Wednesday, April 20, 2011

California Condor #57 in Zion National Park, Utah

  The California Condor population steadily declined during the 20th century until, in 1987, there were only 22 California condors known to exist in the world.  The last of the free-flying condors were taken into captivity in that year and a captive breeding program was initiated.  Reintroduction into the wild began in early 1992 and continues today.  In 1996 several pairs of breeding condors were released into the wild in Arizona, 30 miles north of Grand Canyon National Park.  Since that time the condors have spread into southern Utah; 70 condors currently soar over the skies of northern Arizona and southern Utah.
Climbing to the top of Angel's Landing.
  It’s a sun-drenched October morning in Zion National Park.  Tim and I catch the shuttle into the park for today’s hike to Angels Landing.  The Angels Landing trail is strenuous and grueling.  The hike is described in the Zion National Guidebook as follows:  “The hike starts along a gradually ascending path by the Virgin River then starts up a series of steepening switchbacks.  There is a small brook through Refrigerator Canyon, a cool, shady mostly level walk under tall Ponderosa Pines.  From Refrigerator Canyon the trail climbs the impressive Walter’s Wiggles, a series of steep and short switchbacks.  After Walter’s Wiggles you reach Scout’s Landing at 2.0 miles, a wide, sandy lookout.  From Scouts Landing the trail makes a final steep 0.5 mile ascent to Angel’s Landing, 1500 feet above the valley floor.  The last half mile requires a 45 minute effort of steep climbing on ridgelines, aided by chains anchored in the rock.  From Angel’s Landing there is a 360˚ view of Zion Canyon.”
  We arrive at trail’s end and, as promised by the guidebook, are treated to a top-of-the-world view.  What could surpass this?  How about the sight of a critically endangered California condor?  Other hikers atop Angel’s Landing point out the huge bird, perched on top of a nearby ponderosa pine.  As we relax and settle down on the rocky outcrop with our lunch the condor takes flight, flapping and soaring above us.  We can see a white tag on his wing identifying him as “Condor 57”.  The magnificent bird completes six circles over Angel’s Landing.  The shadow of his nine-foot wingspan falls on the precipitous rock face before he disappears over the cliffs on the canyon’s western edge. 
Condor 57 Soars over Angel's Landing.
  The hike down from the top of Angel’s Landing to the trailhead is hard on the knees but we’re so exhilarated by our condor experience that we barely notice.  When we return to the visitor center I report the condor sighting to the ranger and he asks me to fill out a form providing details.  Later I look up Condor 57 on the internet and discover that our bird is a male, born in captivity on May 20, 2001 and released in Vermillion Cliffs, Arizona on September 25, 2002. 
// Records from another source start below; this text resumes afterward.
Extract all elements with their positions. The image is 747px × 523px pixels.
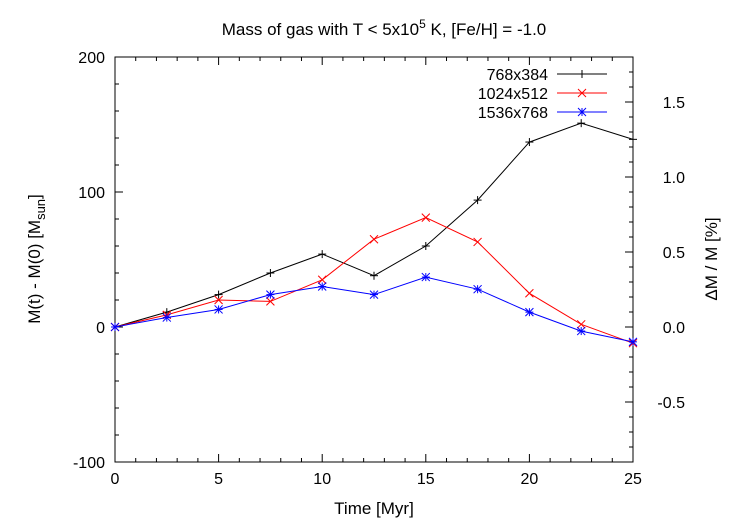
y2-tick-label: -0.5: [657, 395, 685, 412]
y2-tick-label: 1.5: [663, 95, 685, 112]
x-tick-label: 15: [417, 471, 435, 488]
y-tick-label: -100: [73, 455, 105, 472]
data-point: [214, 290, 223, 299]
x-tick-label: 10: [313, 471, 331, 488]
data-point: [525, 307, 534, 317]
x-tick-label: 5: [214, 471, 223, 488]
data-point: [317, 282, 327, 291]
series-768x384: [111, 119, 637, 331]
data-point: [266, 290, 275, 299]
chart-title: Mass of gas with T < 5x105 K, [Fe/H] = -…: [222, 17, 547, 39]
series-line: [114, 276, 634, 343]
legend-label: 1536x768: [478, 105, 548, 122]
data-point: [628, 337, 638, 347]
data-point: [369, 290, 379, 299]
y2-axis-label: ΔM / M [%]: [702, 217, 721, 300]
legend-label: 1024x512: [478, 86, 548, 103]
data-point: [162, 313, 172, 322]
x-tick-label: 0: [111, 471, 120, 488]
plot-frame: [114, 56, 634, 463]
data-point: [317, 275, 327, 285]
data-point: [318, 250, 327, 259]
data-point: [421, 213, 431, 223]
data-point: [525, 288, 534, 298]
y-tick-label: 100: [78, 185, 105, 202]
data-point: [629, 135, 637, 144]
axis-ticks: 0 5 10 15 20 25 -100 0 100 200 -0.5 0.0 0.5 1.0 1.5: [73, 50, 685, 488]
data-point: [473, 237, 482, 247]
legend-label: 768x384: [487, 67, 548, 84]
y-axis-label: M(t) - M(0) [Msun]: [25, 194, 48, 324]
data-point: [421, 272, 431, 282]
data-point: [576, 319, 586, 329]
series-line: [114, 217, 634, 344]
data-point: [577, 119, 586, 128]
data-point: [369, 234, 379, 244]
y-tick-label: 0: [96, 320, 105, 337]
legend-marker: [578, 70, 586, 78]
data-point: [473, 196, 482, 205]
series-1536x768: [110, 272, 638, 347]
legend-marker: [577, 107, 587, 117]
data-point: [576, 326, 586, 336]
x-tick-label: 25: [624, 471, 642, 488]
data-point: [214, 295, 223, 305]
y2-tick-label: 0.5: [663, 245, 685, 262]
data-point: [266, 269, 275, 277]
data-point: [473, 284, 482, 294]
legend-marker: [577, 88, 587, 98]
series-layer: [110, 119, 638, 348]
data-point: [110, 322, 120, 332]
x-axis-label: Time [Myr]: [334, 499, 414, 518]
data-point: [421, 242, 430, 250]
legend: 768x384 1024x512 1536x768: [478, 67, 607, 122]
x-tick-label: 20: [521, 471, 539, 488]
y-tick-label: 200: [78, 50, 105, 67]
data-point: [214, 305, 223, 314]
y2-tick-label: 0.0: [663, 320, 685, 337]
data-point: [370, 271, 378, 280]
series-1024x512: [110, 213, 638, 348]
data-point: [525, 138, 534, 147]
data-point: [266, 296, 275, 306]
y2-tick-label: 1.0: [663, 170, 685, 187]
  Welcome home, Condor 57.  May you enjoy a long and productive life. 

For more information on California Condor reintroduction go to:

Information on Zion's National Park and the Angel's Landing trail may be found here:  and


  1. Nine-foot wingspan?! Wow. What a magnificent bird - and thank you for all the background and links on condors.

    Glad you were willing to push through that 45-minute half-mile to bring your readers this story.
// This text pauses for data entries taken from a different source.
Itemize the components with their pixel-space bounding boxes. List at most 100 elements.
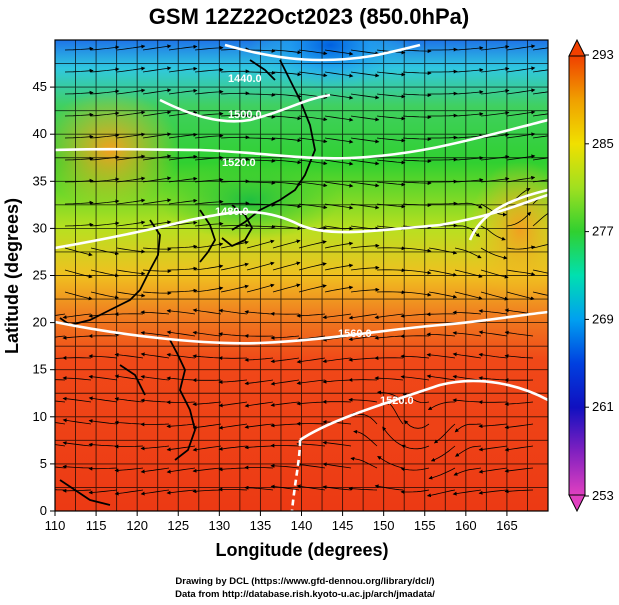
colorbar-tick-label: 261 <box>592 399 614 414</box>
streamline <box>480 225 506 241</box>
contour-label-5: 1560.0 <box>338 328 372 340</box>
streamline <box>247 70 276 75</box>
streamline <box>353 429 378 447</box>
streamline <box>62 376 92 381</box>
streamline <box>506 291 535 301</box>
streamline <box>350 181 380 188</box>
streamline <box>218 423 248 430</box>
streamline <box>62 313 92 320</box>
streamline <box>220 69 250 74</box>
streamline <box>142 44 172 51</box>
streamline <box>386 400 404 425</box>
streamline <box>90 269 120 278</box>
streamline <box>478 423 508 429</box>
streamline <box>478 309 508 315</box>
streamline <box>140 489 170 496</box>
streamline <box>374 313 404 320</box>
streamline <box>62 464 92 469</box>
streamline <box>64 269 93 279</box>
streamline <box>168 288 198 293</box>
streamline <box>298 240 327 249</box>
streamline <box>220 201 250 206</box>
streamline <box>348 397 378 403</box>
streamline <box>453 467 482 476</box>
streamline <box>400 313 430 318</box>
streamline <box>272 283 301 293</box>
streamline <box>142 88 172 95</box>
streamline <box>376 137 406 143</box>
streamline <box>166 330 196 337</box>
streamline <box>116 110 146 117</box>
x-tick-label: 160 <box>455 518 477 533</box>
streamline <box>322 440 352 447</box>
streamline <box>454 90 484 95</box>
streamline <box>142 154 172 161</box>
streamline <box>350 93 380 100</box>
streamline <box>140 467 170 474</box>
streamline <box>116 66 146 73</box>
streamline <box>90 133 120 139</box>
streamline <box>402 49 432 54</box>
colorbar-tick-label: 277 <box>592 224 614 239</box>
contour-label-2: 1500.0 <box>228 109 262 121</box>
colorbar-scale <box>568 55 586 496</box>
streamline <box>298 159 328 166</box>
streamline <box>88 442 118 447</box>
streamline <box>55 466 66 469</box>
streamline <box>322 462 352 469</box>
streamline <box>88 354 118 359</box>
streamline <box>322 313 352 320</box>
streamline <box>192 308 222 315</box>
streamline <box>64 156 94 161</box>
streamline <box>374 484 404 491</box>
streamline <box>452 352 482 359</box>
streamline <box>324 203 354 210</box>
streamline <box>429 201 458 206</box>
streamline <box>140 374 170 381</box>
streamline <box>426 489 456 498</box>
streamline <box>478 352 508 359</box>
streamline <box>246 261 275 271</box>
streamline <box>428 269 458 277</box>
streamline <box>114 444 144 449</box>
streamline <box>166 445 196 452</box>
streamline <box>140 330 170 337</box>
streamline <box>506 269 536 276</box>
streamline <box>322 379 352 384</box>
streamline <box>194 264 224 271</box>
streamline <box>194 89 224 95</box>
streamline <box>480 88 510 95</box>
x-tick-label: 110 <box>45 518 66 533</box>
colorbar-tick-label: 269 <box>592 311 614 326</box>
streamline <box>218 308 248 315</box>
streamline <box>478 489 508 495</box>
streamline <box>116 220 146 227</box>
streamline <box>192 354 222 359</box>
streamline <box>322 419 352 425</box>
streamline <box>166 489 196 495</box>
streamline <box>322 485 352 491</box>
streamline <box>324 225 354 231</box>
streamline <box>429 91 458 96</box>
contour-label-6: 1520.0 <box>380 395 414 407</box>
streamline <box>142 66 172 73</box>
streamline <box>532 135 548 139</box>
x-tick-label: 130 <box>208 518 230 533</box>
streamline <box>455 445 482 457</box>
streamline <box>400 374 430 381</box>
y-tick-label: 5 <box>40 456 47 471</box>
streamline <box>532 91 548 95</box>
streamline <box>454 291 483 300</box>
streamline <box>506 211 532 227</box>
streamline <box>504 330 534 337</box>
streamline <box>452 398 482 403</box>
streamline <box>220 179 250 184</box>
streamline <box>64 291 93 301</box>
contour-label-1: 1440.0 <box>228 73 262 85</box>
streamline <box>402 93 432 98</box>
streamline <box>376 93 406 99</box>
x-axis: 110 115 120 125 130 135 140 145 150 155 160 165 <box>45 511 518 533</box>
streamline <box>296 462 326 469</box>
colorbar-tick-label: 293 <box>592 47 614 62</box>
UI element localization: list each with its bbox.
  2. Could we have seen Condor 57?

    In Glendora California on June 6 2017 at 9am. Condor 57 was sitting on top of telephone pole looking down at our 8 week old Golden retriever as a snack. Now to worry, we still have our dog and we haven't see 57 since. The following is a link to our pictures.
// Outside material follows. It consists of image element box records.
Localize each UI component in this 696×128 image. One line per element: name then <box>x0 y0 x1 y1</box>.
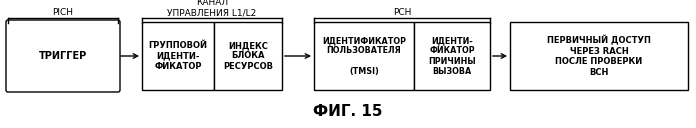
Text: ИДЕНТИ-
ФИКАТОР
ПРИЧИНЫ
ВЫЗОВА: ИДЕНТИ- ФИКАТОР ПРИЧИНЫ ВЫЗОВА <box>428 36 476 76</box>
Text: КАНАЛ
УПРАВЛЕНИЯ L1/L2: КАНАЛ УПРАВЛЕНИЯ L1/L2 <box>167 0 257 17</box>
Text: PICH: PICH <box>52 8 74 17</box>
FancyBboxPatch shape <box>6 20 120 92</box>
Text: ФИГ. 15: ФИГ. 15 <box>313 104 383 120</box>
Bar <box>510 22 688 90</box>
Text: ИНДЕКС
БЛОКА
РЕСУРСОВ: ИНДЕКС БЛОКА РЕСУРСОВ <box>223 41 273 71</box>
Text: ИДЕНТИФИКАТОР
ПОЛЬЗОВАТЕЛЯ

(TMSI): ИДЕНТИФИКАТОР ПОЛЬЗОВАТЕЛЯ (TMSI) <box>322 36 406 76</box>
Bar <box>314 22 414 90</box>
Bar <box>142 22 214 90</box>
Text: PCH: PCH <box>393 8 411 17</box>
Text: ТРИГГЕР: ТРИГГЕР <box>39 51 87 61</box>
Text: ГРУППОВОЙ
ИДЕНТИ-
ФИКАТОР: ГРУППОВОЙ ИДЕНТИ- ФИКАТОР <box>148 41 207 71</box>
Text: ПЕРВИЧНЫЙ ДОСТУП
ЧЕРЕЗ RACH
ПОСЛЕ ПРОВЕРКИ
BCH: ПЕРВИЧНЫЙ ДОСТУП ЧЕРЕЗ RACH ПОСЛЕ ПРОВЕР… <box>547 35 651 77</box>
Bar <box>414 22 490 90</box>
Bar <box>214 22 282 90</box>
    Interesting that the photo above looks like the tag in on the left wing, but our photos show the tag on the right wing.

  3. I'm happy to hear that this condor wasn't interested in your dog!
    Also, it's very exciting to think that this could have been the same condor my husband and I saw so long ago. I don't know what to think of the number #57 on the opposite wing. I'll email the condor reintroduction service to find out if they re-capture and re-tag the birds during their lives. If it is "our" condor (and I hope that's the case), I'll reprint this post with your pictures from June.
    Thanks for the report of your condor sighting!